Zudem fordern wir, dass bekannte Angehörige der extremen Rechten und Mitglieder von Bürgerwehren künftig jährlich überprüft werden, ob sie noch über die notwendige waffenrechtliche Zuverlässigkeit verfügen. Mitgliedern der NPD sollen Waffenbesitzkarten und andere waffenrechtliche Erlaubnisse entzogen werden. Waffen im Besitz von Neonazis sind die sprichwörtliche Lunte am Pulverfass und zumindest hier ist mittlerweile ausgeurteilt, dass eine solche Verfahrensweise zulässig ist.
Waffenrecht ist Bundesrecht. Das ist auch gut so. Wir GRÜNEN sehen nicht nur den zunehmenden legalen Waffenbesitz in wahrscheinlich unzuverlässigen Bevölkerungsteilen mit Sorge, sondern auch den illegalen Waffenbesitz. Wir möchten, dass sich die Staatsregierung auf Bundesebene um eine erneute Waffenamnestie bemüht, damit illegale Waffen aus dem Verkehr gezogen werden. Die letzte Amnestie war ein voller Erfolg. Zudem sollte das Waffengesetz dahingehend geändert werden, dass es grundsätzlich verboten wird, funktionsfähige Schusswaffen und Munition in Privatwohnungen an ein und demselben Ort aufzubewahren. Einer solcher Fall, wie er sich Mitte März in Leipzig zugetragen hat, bei dem Täter Schusswaffen und Munition aus dem Stahlschrank eines Ortsschützen entwendeten, könnte sich dann nicht wiederholen.
Herr Kupfer, nehmen Sie die Vorschläge der GRÜNEN-Fraktion mit zum Landesschützentag am Samstag.
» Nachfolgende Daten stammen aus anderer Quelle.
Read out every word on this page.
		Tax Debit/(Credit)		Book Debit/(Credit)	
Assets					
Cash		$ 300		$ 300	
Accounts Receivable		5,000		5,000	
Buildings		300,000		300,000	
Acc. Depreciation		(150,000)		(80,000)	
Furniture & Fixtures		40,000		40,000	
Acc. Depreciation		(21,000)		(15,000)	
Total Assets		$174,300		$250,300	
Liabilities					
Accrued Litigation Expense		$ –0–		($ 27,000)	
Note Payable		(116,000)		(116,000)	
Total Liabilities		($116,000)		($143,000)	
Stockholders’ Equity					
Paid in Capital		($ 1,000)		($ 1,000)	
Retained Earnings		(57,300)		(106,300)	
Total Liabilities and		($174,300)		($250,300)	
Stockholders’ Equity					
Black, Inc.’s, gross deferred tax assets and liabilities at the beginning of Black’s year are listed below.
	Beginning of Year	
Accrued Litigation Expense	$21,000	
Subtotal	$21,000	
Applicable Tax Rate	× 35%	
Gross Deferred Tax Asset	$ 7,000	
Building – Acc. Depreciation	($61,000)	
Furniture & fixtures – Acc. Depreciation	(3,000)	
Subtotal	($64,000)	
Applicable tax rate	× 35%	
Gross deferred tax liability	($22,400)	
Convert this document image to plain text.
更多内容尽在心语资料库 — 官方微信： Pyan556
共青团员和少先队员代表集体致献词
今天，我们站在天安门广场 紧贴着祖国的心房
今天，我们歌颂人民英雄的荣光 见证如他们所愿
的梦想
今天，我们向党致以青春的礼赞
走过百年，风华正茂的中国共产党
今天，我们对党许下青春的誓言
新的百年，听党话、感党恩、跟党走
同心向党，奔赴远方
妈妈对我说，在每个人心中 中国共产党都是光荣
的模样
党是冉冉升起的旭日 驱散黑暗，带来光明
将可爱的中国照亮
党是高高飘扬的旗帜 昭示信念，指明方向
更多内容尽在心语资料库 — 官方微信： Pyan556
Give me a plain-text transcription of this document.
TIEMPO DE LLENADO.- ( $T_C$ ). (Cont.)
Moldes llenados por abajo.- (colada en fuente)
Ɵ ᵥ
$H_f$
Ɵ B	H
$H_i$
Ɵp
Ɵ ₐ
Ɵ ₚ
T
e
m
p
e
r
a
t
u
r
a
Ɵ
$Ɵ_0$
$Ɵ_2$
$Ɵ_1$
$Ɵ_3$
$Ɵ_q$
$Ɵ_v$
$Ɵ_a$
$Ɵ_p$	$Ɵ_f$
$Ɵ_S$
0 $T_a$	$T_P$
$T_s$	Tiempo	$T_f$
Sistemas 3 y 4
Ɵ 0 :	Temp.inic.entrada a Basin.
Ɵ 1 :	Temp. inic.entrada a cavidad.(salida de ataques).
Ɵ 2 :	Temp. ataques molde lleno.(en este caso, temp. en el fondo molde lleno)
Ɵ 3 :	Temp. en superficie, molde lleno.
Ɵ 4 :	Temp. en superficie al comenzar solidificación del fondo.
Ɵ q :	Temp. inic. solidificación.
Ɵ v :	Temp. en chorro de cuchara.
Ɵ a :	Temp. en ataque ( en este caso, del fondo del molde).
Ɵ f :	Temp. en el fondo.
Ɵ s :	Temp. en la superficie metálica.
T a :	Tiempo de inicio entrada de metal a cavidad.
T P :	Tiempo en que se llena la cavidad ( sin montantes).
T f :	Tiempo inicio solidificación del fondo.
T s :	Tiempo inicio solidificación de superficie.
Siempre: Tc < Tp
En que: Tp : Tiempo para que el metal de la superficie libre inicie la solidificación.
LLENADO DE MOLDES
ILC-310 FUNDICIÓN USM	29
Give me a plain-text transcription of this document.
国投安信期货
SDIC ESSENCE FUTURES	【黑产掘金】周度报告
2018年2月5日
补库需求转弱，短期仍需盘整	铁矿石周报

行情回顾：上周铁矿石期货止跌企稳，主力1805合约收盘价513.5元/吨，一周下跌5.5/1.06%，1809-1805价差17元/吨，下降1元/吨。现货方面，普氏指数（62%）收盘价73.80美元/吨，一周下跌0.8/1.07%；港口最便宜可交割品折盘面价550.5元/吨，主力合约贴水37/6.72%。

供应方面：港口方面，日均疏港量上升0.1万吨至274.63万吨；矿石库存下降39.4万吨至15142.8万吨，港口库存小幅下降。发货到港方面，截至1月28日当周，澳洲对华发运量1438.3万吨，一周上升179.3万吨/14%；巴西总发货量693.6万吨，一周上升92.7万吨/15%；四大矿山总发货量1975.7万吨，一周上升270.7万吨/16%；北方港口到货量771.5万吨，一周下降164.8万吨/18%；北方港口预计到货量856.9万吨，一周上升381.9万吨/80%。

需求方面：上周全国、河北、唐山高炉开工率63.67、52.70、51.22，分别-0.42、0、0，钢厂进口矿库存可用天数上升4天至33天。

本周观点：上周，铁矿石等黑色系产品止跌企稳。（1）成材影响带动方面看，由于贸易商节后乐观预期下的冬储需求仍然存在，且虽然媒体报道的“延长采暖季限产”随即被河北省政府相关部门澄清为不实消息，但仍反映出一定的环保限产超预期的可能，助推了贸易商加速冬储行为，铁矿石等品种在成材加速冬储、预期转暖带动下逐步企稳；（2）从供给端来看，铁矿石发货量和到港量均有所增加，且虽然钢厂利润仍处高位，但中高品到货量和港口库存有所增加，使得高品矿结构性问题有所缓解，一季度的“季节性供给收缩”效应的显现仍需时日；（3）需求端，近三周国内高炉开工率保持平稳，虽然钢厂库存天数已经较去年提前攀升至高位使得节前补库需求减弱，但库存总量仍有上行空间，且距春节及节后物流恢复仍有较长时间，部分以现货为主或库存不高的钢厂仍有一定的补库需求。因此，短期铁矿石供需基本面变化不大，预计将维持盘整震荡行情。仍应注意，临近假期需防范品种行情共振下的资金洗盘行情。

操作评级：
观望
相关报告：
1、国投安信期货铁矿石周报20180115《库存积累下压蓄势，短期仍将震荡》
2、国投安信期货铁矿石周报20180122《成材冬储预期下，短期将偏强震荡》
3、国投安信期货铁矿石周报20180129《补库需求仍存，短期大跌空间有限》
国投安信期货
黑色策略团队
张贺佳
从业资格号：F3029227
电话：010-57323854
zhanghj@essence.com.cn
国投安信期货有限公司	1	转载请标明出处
Es ist ureigenstes Interesse aller Sportschützen und ihrer Vereine, dass ihre Mitglieder zuverlässig sind und ihre Vereine nicht von Rechtsextremen oder fremdenfeindlichen Personen unterwandert werden.
Dazu bedarf es neben den erforderlichen staatlichen Kontrollen auch wache Vereine, die ungewöhnlich hohe Zuwächse von Mitgliedern, waffenrechtlichen Erlaubnissen und Schusswaffen in Sachsen in die gesellschaftlichen Entwicklungen einordnen. Solche Entwicklungen sollten nicht per se begrüßt, sondern mit einem Wachen Blick gesehen und ihnen mit entsprechenden Maßnahmen begegnet werden. Auch deshalb bitten wir um Zustimmung zu unseren Antrag.